A new University of Colorado at Boulder study shows the periodic "breathing" of Earth's upper atmosphere that has long puzzled scientists is due in part to cyclic solar wind disturbances, a finding that should help engineers track satellites more accurately and improve forecasts for electronic communication disruptions.
Aerospace engineering sciences department Associate Professor Jeff Thayer said the outer, gaseous shell of the atmosphere, known as the thermosphere, is known to expand and contract as it exchanges energy with the space environment, causing changes in thermosphere density. Changes in thermosphere density can alter the atmospheric drag of satellites, causing them to deviate from their predicted paths and complicating tracking and orbital adjustment maneuvers, he said.
While extreme ultraviolet radiation from the sun is the dominant mechanism that causes the thermosphere to "breathe," the new CU-Boulder study indicates high-speed wind from the sun triggers independent breathing episodes by creating geomagnetic disturbances, heating the thermosphere and altering its density. The wind streams are generated by relatively cool pockets on the sun's surface known as solar coronal holes that periodically rotate around the sun's surface, said Thayer.
"We were surprised to find the density changes were so consistent in our observations," said Thayer, lead study author. "Because of the huge increase in satellite activity in recent years, finding this new thermosphere breathing mechanism should help improve our models and increase the accuracy satellite tracking and collision avoidance."
A paper on the subject was presented at the Fall Meeting of the American Geophysical Union held Dec. 15 to Dec. 19 in San Francisco. Co-authors included Research Associate Jiuhou Lei, Professor Jeffrey Forbes, Research Associate Eric Sutton and Professor Steve Nerem of CU-Boulder's aerospace engineering sciences department.
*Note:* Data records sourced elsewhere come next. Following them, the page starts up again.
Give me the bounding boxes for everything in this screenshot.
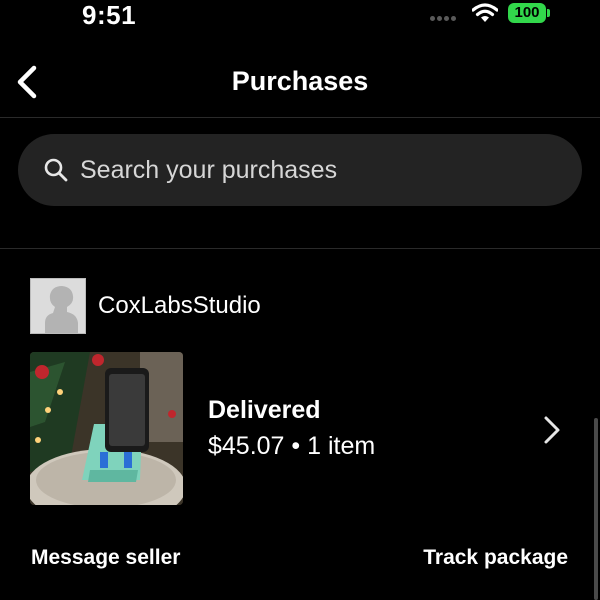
header-divider — [0, 117, 600, 118]
order-summary: $45.07 • 1 item — [208, 432, 376, 460]
status-time: 9:51 — [82, 0, 137, 30]
signal-dots-icon — [430, 16, 456, 21]
seller-avatar[interactable] — [30, 278, 86, 334]
search-divider — [0, 248, 600, 249]
avatar-placeholder-icon — [31, 279, 85, 333]
message-seller-button[interactable]: Message seller — [31, 546, 180, 570]
scroll-indicator[interactable] — [594, 418, 598, 600]
battery-icon: 100 — [508, 3, 546, 23]
chevron-right-icon[interactable] — [540, 414, 564, 446]
product-thumbnail[interactable] — [30, 352, 183, 505]
page-title: Purchases — [231, 66, 369, 96]
product-photo — [30, 352, 183, 505]
wifi-icon — [472, 3, 498, 22]
search-icon — [44, 158, 68, 182]
battery-nub — [547, 9, 550, 17]
status-bar: 9:51 100 — [0, 0, 600, 34]
order-status: Delivered — [208, 396, 321, 424]
seller-name[interactable]: CoxLabsStudio — [98, 292, 261, 320]
track-package-button[interactable]: Track package — [423, 546, 568, 570]
search-placeholder: Search your purchases — [80, 155, 338, 184]
search-input[interactable]: Search your purchases — [18, 134, 582, 206]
The thermosphere begins at about 60 miles above Earth and extends to about 300 miles in altitude. The thermosphere gas is known to expand and contract on a 27-day solar rotation period due to changes in extreme UV radiation, said Thayer. The new findings indicate the thermosphere also has periodic oscillations occur at four-to-five days, six-to-seven days and nine-to-11 days caused by the violent effect of the high-speed soar winds interacting with Earth and transferring energy through auroras and enhanced electric currents.
The team used data from the German Challenging Minisatellite Payload, or CHAMP, and the NASA Advanced composition Explorer satellite to measure the solar wind properties, The research was funded by a five-year, $7 million grant from the U.S. Air Force Office of Scientific Research to a CU-Boulder aerospace engineering science group led by Forbes.
In addition to helping monitor density changes in the thermosphere, the new findings should help researchers track the growing amount of space debris in the upper atmosphere that can damage satellites and threaten astronauts, said Thayer. Last year a ground-based Chinese missile was used to intentionally destroy an aging Chinese meteorological satellite, creating thousands of chunks of debris in low-Earth orbit, a region heavily used by spacecraft, including the International Space Station.
A better understanding of the characteristics of the thermosphere should also help scientists and engineers adjust radio communications and GPS signals during periods of significant solar wind activity, he said.